The Gulf

It’s all quite interesting, as I said – albeit in a rather depressing way. It shows what a great yawning gulf there can be between secular modes of thought and the non-secular variety; between rational discussion and irrational discussion; between unbelief and belief; between atheism and theism. I’m not sure I think that’s always the case. I think it may be possible for atheists and theists to find some common ground at least sometimes. At least I think I think that – but maybe I only hope it, or would like to think it, or feel as if I ought to think it, because it seems so rude not to. (Which of course is a bad principle, and just the sort of thing B&W is supposed to be against, but it’s not always easy to extirpate every vestige of bad thinking from one’s equipment, is it.) But I must say sometimes I’m just not sure. Thinking airily in the abstract about generalities and likelihoods, it seems possible to think that the two sides can talk (surely?), but then when we get down to it, it becomes rapidly apparent that we can’t.

At least, not unless we maintain a polite silence. Not unless atheists are bashfully tactfully politely quiet about their atheism. Not unless we in fact pretend that we don’t actually disagree with our theist pals about anything.
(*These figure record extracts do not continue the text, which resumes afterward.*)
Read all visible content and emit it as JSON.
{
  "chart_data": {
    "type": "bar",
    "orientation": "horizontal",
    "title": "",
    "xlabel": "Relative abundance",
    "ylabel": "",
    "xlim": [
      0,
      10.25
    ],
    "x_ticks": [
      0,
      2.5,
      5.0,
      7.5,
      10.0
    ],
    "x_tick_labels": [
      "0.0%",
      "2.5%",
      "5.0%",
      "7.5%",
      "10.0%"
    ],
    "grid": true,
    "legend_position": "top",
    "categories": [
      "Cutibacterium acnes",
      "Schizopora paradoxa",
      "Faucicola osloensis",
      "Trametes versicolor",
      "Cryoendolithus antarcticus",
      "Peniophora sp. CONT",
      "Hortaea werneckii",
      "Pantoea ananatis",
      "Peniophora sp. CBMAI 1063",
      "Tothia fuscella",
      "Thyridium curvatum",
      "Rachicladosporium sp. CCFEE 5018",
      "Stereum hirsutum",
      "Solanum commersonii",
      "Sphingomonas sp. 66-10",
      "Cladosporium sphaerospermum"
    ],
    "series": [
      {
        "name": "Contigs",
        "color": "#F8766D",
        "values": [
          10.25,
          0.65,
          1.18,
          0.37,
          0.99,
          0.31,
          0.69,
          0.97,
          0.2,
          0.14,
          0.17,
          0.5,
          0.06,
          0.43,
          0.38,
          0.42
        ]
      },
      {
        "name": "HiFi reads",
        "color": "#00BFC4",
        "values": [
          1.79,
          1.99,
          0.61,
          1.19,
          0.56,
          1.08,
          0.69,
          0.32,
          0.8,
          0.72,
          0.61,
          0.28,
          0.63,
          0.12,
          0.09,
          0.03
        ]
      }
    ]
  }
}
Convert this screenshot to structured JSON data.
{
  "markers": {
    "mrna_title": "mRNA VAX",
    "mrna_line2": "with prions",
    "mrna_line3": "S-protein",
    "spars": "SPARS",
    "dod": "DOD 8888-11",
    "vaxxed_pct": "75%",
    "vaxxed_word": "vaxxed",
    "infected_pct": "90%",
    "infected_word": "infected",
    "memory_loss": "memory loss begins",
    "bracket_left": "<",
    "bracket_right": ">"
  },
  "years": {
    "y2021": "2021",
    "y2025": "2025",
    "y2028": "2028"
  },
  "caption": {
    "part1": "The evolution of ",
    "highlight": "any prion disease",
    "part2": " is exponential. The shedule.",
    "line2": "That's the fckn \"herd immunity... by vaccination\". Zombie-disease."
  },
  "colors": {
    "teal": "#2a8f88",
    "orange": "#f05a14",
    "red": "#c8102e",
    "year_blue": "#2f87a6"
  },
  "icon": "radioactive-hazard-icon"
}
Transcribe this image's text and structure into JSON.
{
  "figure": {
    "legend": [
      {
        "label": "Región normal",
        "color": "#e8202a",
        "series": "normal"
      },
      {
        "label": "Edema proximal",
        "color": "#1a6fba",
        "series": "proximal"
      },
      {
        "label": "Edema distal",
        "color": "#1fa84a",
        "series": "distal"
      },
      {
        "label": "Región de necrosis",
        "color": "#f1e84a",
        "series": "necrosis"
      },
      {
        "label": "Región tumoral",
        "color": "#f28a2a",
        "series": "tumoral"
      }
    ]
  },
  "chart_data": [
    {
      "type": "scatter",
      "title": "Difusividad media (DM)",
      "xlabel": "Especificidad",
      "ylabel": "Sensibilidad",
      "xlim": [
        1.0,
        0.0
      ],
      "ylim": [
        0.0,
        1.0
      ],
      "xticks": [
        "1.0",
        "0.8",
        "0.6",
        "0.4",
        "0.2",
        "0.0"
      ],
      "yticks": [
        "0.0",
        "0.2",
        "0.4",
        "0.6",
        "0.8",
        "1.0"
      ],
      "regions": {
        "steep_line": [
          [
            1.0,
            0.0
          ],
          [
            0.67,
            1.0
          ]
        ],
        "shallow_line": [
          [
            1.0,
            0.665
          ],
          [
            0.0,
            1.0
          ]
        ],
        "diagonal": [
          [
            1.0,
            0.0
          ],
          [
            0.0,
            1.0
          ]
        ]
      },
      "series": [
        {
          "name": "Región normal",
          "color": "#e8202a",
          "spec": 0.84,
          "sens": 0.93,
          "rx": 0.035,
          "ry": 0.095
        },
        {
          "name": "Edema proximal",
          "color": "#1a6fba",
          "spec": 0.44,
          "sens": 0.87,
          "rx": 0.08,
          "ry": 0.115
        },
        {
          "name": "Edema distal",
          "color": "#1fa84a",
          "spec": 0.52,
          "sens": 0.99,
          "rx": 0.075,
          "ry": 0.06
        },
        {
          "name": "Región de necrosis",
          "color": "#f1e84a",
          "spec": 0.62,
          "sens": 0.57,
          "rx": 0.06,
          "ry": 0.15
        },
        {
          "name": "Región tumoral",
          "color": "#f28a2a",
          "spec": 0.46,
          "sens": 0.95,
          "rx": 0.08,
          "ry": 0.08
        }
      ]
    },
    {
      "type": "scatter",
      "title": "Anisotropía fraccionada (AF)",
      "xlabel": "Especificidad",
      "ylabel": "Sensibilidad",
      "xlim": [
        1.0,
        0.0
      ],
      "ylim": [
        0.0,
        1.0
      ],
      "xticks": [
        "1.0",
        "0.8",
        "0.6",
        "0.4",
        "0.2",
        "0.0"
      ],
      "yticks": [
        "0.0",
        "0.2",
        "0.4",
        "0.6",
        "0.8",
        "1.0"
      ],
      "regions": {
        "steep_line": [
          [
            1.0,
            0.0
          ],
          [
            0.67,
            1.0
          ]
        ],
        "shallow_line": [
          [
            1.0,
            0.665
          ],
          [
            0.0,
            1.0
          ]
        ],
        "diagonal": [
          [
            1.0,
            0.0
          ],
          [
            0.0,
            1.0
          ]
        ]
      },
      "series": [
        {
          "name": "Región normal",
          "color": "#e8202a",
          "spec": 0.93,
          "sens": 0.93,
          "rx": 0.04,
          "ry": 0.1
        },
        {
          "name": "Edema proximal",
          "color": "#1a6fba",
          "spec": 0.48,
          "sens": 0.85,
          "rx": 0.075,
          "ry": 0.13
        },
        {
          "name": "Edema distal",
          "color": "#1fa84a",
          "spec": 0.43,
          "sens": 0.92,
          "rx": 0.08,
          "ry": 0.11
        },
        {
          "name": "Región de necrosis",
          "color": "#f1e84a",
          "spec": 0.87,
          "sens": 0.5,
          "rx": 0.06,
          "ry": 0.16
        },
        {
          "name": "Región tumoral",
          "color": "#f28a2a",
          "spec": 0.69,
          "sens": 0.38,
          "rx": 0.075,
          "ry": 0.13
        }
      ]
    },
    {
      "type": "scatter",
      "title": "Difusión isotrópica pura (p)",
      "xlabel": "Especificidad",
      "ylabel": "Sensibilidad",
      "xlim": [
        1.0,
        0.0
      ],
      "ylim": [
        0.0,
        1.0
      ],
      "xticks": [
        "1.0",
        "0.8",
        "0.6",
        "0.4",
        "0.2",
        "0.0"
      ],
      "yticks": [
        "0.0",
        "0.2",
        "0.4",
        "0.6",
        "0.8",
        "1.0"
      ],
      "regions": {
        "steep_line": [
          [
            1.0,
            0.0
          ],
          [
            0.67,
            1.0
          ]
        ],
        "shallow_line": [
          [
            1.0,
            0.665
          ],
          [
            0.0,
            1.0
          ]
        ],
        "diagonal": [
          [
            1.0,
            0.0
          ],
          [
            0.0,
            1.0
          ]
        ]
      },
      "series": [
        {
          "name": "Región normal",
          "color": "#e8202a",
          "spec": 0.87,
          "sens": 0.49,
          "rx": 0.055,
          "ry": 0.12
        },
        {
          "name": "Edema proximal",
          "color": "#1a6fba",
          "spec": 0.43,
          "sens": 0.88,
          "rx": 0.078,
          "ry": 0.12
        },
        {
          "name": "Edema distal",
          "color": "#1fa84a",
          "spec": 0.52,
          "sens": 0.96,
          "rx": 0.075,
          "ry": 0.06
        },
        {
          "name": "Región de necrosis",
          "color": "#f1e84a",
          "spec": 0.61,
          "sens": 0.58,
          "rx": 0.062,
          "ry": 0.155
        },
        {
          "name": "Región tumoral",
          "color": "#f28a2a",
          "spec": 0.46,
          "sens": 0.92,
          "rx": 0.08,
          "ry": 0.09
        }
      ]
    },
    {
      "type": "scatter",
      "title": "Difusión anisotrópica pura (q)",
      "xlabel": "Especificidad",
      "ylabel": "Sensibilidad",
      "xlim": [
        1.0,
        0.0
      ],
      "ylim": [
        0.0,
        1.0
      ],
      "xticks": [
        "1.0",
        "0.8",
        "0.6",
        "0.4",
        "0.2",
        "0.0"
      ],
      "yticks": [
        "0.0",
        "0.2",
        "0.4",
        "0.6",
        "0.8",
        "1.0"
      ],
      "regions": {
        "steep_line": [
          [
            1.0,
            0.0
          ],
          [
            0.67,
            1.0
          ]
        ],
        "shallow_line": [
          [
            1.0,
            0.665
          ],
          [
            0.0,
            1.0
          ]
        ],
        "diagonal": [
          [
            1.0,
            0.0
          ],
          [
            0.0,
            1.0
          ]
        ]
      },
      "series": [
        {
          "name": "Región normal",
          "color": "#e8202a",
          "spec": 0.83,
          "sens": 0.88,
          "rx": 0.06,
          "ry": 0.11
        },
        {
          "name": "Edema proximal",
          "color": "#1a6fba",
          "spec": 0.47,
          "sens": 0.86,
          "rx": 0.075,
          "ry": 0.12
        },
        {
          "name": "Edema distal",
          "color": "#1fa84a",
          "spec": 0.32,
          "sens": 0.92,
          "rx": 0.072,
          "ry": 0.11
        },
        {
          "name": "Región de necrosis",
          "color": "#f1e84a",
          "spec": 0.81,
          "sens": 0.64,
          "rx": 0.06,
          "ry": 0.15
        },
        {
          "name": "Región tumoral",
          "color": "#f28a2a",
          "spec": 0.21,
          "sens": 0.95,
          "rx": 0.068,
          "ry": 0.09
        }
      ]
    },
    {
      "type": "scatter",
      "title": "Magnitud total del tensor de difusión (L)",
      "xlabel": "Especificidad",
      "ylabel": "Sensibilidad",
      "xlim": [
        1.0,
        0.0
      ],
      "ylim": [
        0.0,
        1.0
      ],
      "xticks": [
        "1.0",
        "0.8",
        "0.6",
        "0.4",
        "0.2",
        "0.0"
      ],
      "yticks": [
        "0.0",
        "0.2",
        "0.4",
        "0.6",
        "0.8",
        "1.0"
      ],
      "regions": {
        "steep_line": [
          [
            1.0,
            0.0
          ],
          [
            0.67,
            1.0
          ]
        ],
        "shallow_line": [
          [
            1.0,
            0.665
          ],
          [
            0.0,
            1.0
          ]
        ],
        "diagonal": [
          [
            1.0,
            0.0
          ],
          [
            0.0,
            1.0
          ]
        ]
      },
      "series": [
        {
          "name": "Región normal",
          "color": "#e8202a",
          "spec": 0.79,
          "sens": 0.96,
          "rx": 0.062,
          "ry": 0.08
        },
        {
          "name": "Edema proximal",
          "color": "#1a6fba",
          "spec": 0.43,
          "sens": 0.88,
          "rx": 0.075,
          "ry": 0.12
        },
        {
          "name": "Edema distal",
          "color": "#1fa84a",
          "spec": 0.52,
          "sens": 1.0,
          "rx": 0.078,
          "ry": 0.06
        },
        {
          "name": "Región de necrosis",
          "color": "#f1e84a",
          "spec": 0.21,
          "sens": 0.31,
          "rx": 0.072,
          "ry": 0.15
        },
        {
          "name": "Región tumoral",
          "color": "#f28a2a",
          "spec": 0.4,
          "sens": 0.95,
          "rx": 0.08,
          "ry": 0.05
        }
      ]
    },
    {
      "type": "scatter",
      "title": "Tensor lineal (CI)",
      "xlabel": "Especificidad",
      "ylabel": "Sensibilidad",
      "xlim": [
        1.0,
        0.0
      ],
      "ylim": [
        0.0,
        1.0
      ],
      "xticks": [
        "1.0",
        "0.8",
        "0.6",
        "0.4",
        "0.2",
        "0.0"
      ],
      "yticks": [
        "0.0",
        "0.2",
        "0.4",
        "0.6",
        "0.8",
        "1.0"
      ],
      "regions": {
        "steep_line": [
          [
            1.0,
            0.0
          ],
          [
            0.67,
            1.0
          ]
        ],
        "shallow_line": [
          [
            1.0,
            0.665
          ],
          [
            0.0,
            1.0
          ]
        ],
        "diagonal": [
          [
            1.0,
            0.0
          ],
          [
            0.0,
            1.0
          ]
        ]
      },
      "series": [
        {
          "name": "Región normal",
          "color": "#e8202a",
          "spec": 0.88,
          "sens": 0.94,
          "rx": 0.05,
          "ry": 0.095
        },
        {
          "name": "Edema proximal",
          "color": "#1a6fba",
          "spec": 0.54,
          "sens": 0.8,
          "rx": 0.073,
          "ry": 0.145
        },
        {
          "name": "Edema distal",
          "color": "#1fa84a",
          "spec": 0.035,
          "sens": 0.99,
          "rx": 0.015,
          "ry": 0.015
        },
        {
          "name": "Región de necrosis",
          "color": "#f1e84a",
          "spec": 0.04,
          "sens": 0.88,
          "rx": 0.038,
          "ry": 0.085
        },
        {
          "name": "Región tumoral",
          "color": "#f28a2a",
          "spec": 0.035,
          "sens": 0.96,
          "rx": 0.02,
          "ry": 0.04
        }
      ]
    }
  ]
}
If we pretend it’s all just a matter of taste or inclination – you like blue, I like red; you like pizza, I like curry – then it’s all right. If the atheists pretend or at least allow it to be assumed that they’re atheists because they haven’t thought about it, or they’re lazy, or they just haven’t met the right god yet, then that’s okay, and we can all get along. But if atheists are so aggressive and unfriendly as to say they’re atheists for a reason, and to say what that reason is – then they are ‘strident’. And that’s at best – that’s almost a compliment. ‘X is strident but not actually a homicidal maniac.’ To the really committed theist, atheists are indeed – apparently by definition – homicidal maniacs. Atheists are to be called Madame Defarge and fans of Stalinist outrages – and this by the very people who complain of the fact that secularists don’t always want to work with theists! It’s really quite hilarious, in one way.

But in another way it isn’t, in another way it’s a symptom of the entrenchment of irrationalism in sectors where it ought to have faded away a long time ago. And this is another reason – or another version of the same reason – secularists don’t want to work with theists. It’s because theism depends on irrationalism, and secularists are just never sure that the theists can keep their irrationalism confined to that one area. How can we be sure? How could we? If you let yourself believe something against the evidence in one area, why would you not do so in other areas? What is the difference? What is the bright line that tells people ‘faith okay here, not okay there’? How do people know when to be credulous and when not to be? That’s what secularists don’t know, and that’s why we’re always a little leery of working on secular political issues with people who are not committed to secular ways of thinking. Maybe that’s wrong, maybe there is a bright line, maybe the theists are perfectly capable of keeping things separate. But it’s hard to believe that sometimes.